Besides distributing code, there is the problem of updating running apps. In urbit, when the app's code changes we automatically update the running app, saving the state and moving it over to the new version of the app. If the app's data structures have changed, then the programmer must write a state adapter function, which gets automatically run. Thus, urbit provides a sort of automatic hot code swapping with the ability to simultaenously perform a "schema migration".
Pulling data from other services
Since urbit is typed all the way through, communicating with other applications and urbits is straightforward -- it's just passing typed messages back and forth. It's a much more pleasant experience than traditional web APIs. Remember, of course, that the identity problem has already been solved, so it's just a matter of asking for what you want, and the whole conversion happens over a formally-defined protocol (a type really).
Often, pulling data just means reading it from the filesystem, which, as previously mentioned, is global, revision-controlled, and referentially transparent.
Overall, a lot less glue is required for apps to communicate. Of course, the most important thing that eases interapp communication is that urbit is a personal cloud computer, so all the user's data is usually on their own urbit. No need to ask some other company's servers for data and hope they're willing to give it to you. Decentralization makes some things harder, but it brings its own set of technical advantages.
Decentralized ownership and computation.
Building truly decentralized apps and services is very difficult in Unix, so it's not often attempted. Most cloud services are centralized, with all the data on a single logical node (usually spread across many physical servers). For most social "networks", the networking is between rows in a database, not computers on an actual network.
urbit eases the creation of decentralized apps. On the modern web, these building blocks are supplied by centralized systems.
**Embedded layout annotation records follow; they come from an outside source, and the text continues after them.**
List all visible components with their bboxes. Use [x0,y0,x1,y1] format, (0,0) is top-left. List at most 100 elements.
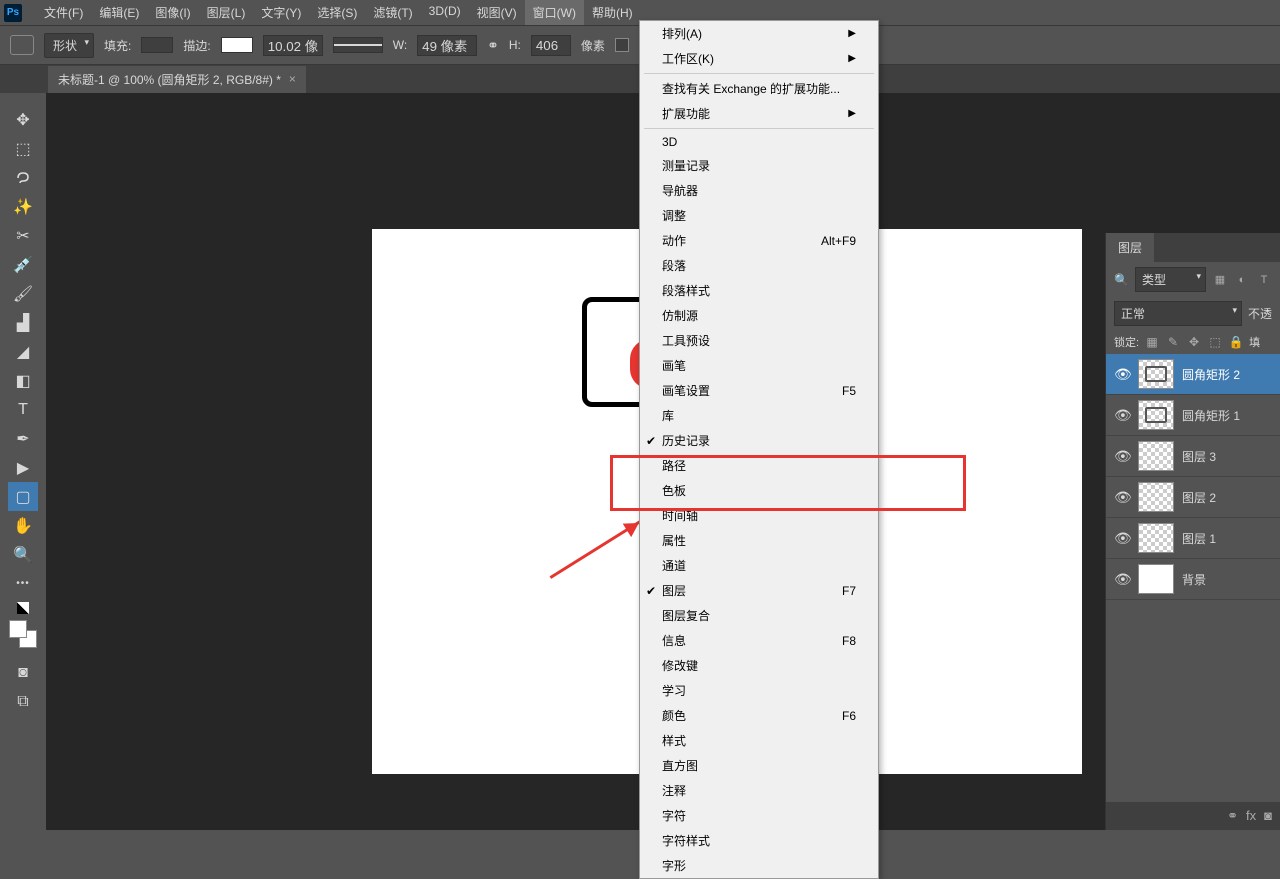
brush-tool[interactable]: 🖌 [8,279,38,308]
crop-tool[interactable]: ✂ [8,221,38,250]
filter-type-icon[interactable]: T [1256,272,1272,288]
type-tool[interactable]: T [8,395,38,424]
lock-artboard-icon[interactable]: ⬚ [1207,334,1223,350]
layer-visibility-icon[interactable]: 👁 [1114,489,1130,506]
zoom-tool[interactable]: 🔍 [8,540,38,569]
window-menu-item[interactable]: 直方图 [640,753,878,778]
path-select-tool[interactable]: ▶ [8,453,38,482]
window-menu-item[interactable]: 库 [640,403,878,428]
window-menu-item[interactable]: 动作Alt+F9 [640,228,878,253]
window-menu-item[interactable]: 样式 [640,728,878,753]
layer-item[interactable]: 👁图层 2 [1106,477,1280,518]
eyedropper-tool[interactable]: 💉 [8,250,38,279]
window-menu-item[interactable]: 排列(A)▶ [640,21,878,46]
stroke-width-input[interactable] [263,35,323,56]
window-menu-item[interactable]: 修改键 [640,653,878,678]
window-menu-item[interactable]: 画笔 [640,353,878,378]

Verifying identity works by keeping all the identities in a single, centralized database. We avoid validating typed data off the wire by keeping all the data together in the same logical server. We avoid the need for a global namespace by centralization as well. Sane updating happens by keeping all the software on a single set of servers managed by the company. When we really can't get around the need to get data from another service, we bite the bullet and deal with HTTP APIs.
Since urbit solves all these problems in a decentralized manner, there's no longer near so much accidental difficulty in creating decentralized apps.
In a world where personal cloud computers host decentralized cloud services, the user finally owns their data. Having all their data in one trusted place allows their apps to mix and match it in hitherto unimagined ways. The privacy and security benefits are immense as well.
But perhaps greatest of all is the new frontiers this opens up. When Unix was built, a few rudimentary tools were built into the system, and with them programmers have built incredible pieces of software and accomplished things the creators couldn't have dreamed of. Unix provided the best tools the 1970's could offer, and it changed the world.
Imagine what will happen when the current generation of programmers gets a new set of tools, built to incorporate the last four decades of research and hard-won experience. We believe it will usher in an era of unprecedented increase in the power, privacy, and security available to the end user.